Commodity-backed bonds are bonds that are tied to the current price of the underlying commodity that is used to guarantee the value of the investment. This is different from the practice with other types of bonds, where the value of the bond is determined by the fixed dollar amount offered at the time the bond is purchased. In general, a commodity-backed bond is understood to function as a hedge against the possible swing of the economy in a period of inflation.

Sometimes referred to as a golden bond, the commodity-backed bond has the potential to generate more returns than most other types of bonds. The rate of return key has to do with the current market value of the products backing the bond. In the event that the product performs at a higher level than anticipated at the time the bond is purchased, the investor will receive higher interest payments and/or a higher return on the principal investment.

Because the commodity-backed bond has more potential to generate higher returns than a fixed-rate bond, there is also more risk involved. While unusual, there is always the possibility that the underlying commodity may not perform as expected and the performance will be less than originally anticipated. However, most investors believe that the degree of risk is well worth the potential return. In general, a commodity-backed bond tends to have less volatility than many equity issues.

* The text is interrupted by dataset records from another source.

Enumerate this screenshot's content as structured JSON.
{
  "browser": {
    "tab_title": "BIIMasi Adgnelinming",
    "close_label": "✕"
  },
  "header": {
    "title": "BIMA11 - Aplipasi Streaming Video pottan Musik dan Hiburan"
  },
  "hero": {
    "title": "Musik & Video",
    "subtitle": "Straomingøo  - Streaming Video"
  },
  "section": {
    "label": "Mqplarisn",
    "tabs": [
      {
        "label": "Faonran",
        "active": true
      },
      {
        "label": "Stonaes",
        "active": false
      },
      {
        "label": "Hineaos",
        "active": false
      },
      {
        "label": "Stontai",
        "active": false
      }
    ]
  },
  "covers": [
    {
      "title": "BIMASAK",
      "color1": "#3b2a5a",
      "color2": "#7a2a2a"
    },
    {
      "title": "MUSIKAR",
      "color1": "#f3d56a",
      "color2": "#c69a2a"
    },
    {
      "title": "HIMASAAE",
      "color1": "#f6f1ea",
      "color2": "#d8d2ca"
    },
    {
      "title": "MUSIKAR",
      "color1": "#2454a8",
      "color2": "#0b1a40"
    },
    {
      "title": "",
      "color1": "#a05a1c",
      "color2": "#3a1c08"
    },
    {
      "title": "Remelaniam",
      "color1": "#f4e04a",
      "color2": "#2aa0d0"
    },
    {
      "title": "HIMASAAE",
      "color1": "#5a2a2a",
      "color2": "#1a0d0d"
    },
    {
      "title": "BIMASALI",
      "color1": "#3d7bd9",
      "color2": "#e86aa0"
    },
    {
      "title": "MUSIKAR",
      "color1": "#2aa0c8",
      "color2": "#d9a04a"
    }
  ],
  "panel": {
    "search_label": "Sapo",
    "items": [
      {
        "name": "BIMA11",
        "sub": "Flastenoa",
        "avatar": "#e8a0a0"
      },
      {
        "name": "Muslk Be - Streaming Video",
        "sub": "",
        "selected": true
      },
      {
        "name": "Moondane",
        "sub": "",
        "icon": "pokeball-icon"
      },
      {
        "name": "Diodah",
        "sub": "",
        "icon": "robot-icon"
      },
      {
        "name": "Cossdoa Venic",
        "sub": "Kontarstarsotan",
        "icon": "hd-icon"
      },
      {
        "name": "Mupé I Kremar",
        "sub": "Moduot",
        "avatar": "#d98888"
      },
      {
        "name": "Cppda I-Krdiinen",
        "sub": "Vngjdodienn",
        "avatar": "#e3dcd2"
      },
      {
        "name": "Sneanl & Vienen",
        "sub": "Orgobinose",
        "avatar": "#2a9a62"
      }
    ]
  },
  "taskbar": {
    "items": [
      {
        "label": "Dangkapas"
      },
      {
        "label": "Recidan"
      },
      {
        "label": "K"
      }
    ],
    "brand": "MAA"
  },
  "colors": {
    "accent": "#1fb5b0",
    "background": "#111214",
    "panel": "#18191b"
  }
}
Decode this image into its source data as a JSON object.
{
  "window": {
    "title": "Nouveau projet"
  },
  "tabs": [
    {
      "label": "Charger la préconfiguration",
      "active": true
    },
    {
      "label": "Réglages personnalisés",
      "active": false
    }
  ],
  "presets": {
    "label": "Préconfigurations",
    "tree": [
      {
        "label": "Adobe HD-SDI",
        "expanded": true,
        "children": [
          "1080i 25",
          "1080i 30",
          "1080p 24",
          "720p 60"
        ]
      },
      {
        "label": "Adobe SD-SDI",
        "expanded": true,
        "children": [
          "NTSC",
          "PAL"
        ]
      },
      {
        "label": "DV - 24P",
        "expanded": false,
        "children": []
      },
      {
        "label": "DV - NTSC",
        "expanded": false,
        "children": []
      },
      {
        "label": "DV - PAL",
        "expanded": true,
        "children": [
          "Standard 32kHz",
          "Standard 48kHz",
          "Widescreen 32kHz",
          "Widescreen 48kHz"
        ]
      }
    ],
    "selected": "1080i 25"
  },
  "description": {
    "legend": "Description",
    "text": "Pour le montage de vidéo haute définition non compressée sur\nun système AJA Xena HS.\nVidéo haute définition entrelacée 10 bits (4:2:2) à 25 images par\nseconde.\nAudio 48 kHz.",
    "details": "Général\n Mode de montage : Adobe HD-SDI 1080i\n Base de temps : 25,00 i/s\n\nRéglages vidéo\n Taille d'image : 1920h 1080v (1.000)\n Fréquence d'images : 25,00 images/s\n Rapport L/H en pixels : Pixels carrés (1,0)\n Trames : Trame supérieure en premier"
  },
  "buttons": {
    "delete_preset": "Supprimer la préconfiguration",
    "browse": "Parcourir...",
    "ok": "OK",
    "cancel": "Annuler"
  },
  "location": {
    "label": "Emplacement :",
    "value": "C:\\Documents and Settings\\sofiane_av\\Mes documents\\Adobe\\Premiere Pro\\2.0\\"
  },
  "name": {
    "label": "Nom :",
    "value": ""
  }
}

In many cases, the commodity-backed bond is issued by companies that have a vested interest in the commodity that is used to back the bond. Since the purpose of bond issuance is to generate income and also be able to depend on investors coming back for subsequent bond issues, companies tend to be very realistic about using commodities to back bonds. For this reason, the commodity-backed bond is rarely backed by a commodity that is anticipated to be affected by an economic downturn during the life of the bond.